There are still Darfur activists who believe that despite close working relationships between the Bush administration and precisely those Sudanese leaders against whom the International Criminal Court intends to issue warrants, the US can still be relied on as an ally in pressuring Khartoum to end its war against the Fur and other Africans. I wish I could agree. The Khartoum government is as canny as it is treacherous, and blithely uses its leverage to continue getting away with murder in Darfur. It now has trump cards with the Americans, the Chinese and the Russians. Those of us who urge intervention on strictly humanitarian grounds have no comparable influence whatever. The result is virtually pre-ordained: the death and rape and suffering in western Sudan will continue.

Are there now lessons from Darfur, having seen that the only lesson from Rwanda that proved relevant was the most despairing one? It is almost too disheartening even to ask. But for those committed to genocide prevention or to interventions on strictly humanitarian grounds, tough questions must again be asked, creative new directions and mechanisms sought. The alternative is too ghastly to contemplate.

My modest aim in this paper has been to explore to what extent, if at all, the Rwandan genocide positively affected international response to similar or comparable tragedies in Africa.
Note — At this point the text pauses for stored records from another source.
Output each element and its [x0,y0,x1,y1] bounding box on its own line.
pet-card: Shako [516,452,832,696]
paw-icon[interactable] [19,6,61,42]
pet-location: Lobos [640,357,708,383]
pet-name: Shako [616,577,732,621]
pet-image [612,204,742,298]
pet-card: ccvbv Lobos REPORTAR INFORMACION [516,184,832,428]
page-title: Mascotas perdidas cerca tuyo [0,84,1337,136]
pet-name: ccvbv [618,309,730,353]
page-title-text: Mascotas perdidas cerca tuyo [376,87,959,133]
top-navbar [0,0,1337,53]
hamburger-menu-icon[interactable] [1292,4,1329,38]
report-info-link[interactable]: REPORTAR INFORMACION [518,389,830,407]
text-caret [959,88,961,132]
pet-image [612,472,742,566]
That is, whether the international community would react any differently today. Using the ongoing Darfur crisis, the paper demonstrates that international attitude to Rwandan genocide was the norm and not the exception as far as responses to tragedies in Africa are concerned. By its less than tepid response to Darfur, the international system has once again, betrayed its racist character and its inhumanity. It has further exposed the continuing irrelevance and hollowness of much international normative and institutional ordering to the lives and circumstances of Africans, especially victims of internationally recognized crimes. In a world where the imperatives of humanitarianism are dictated by racial affinity and identity, Africans appear too different and, perhaps, less human to matter.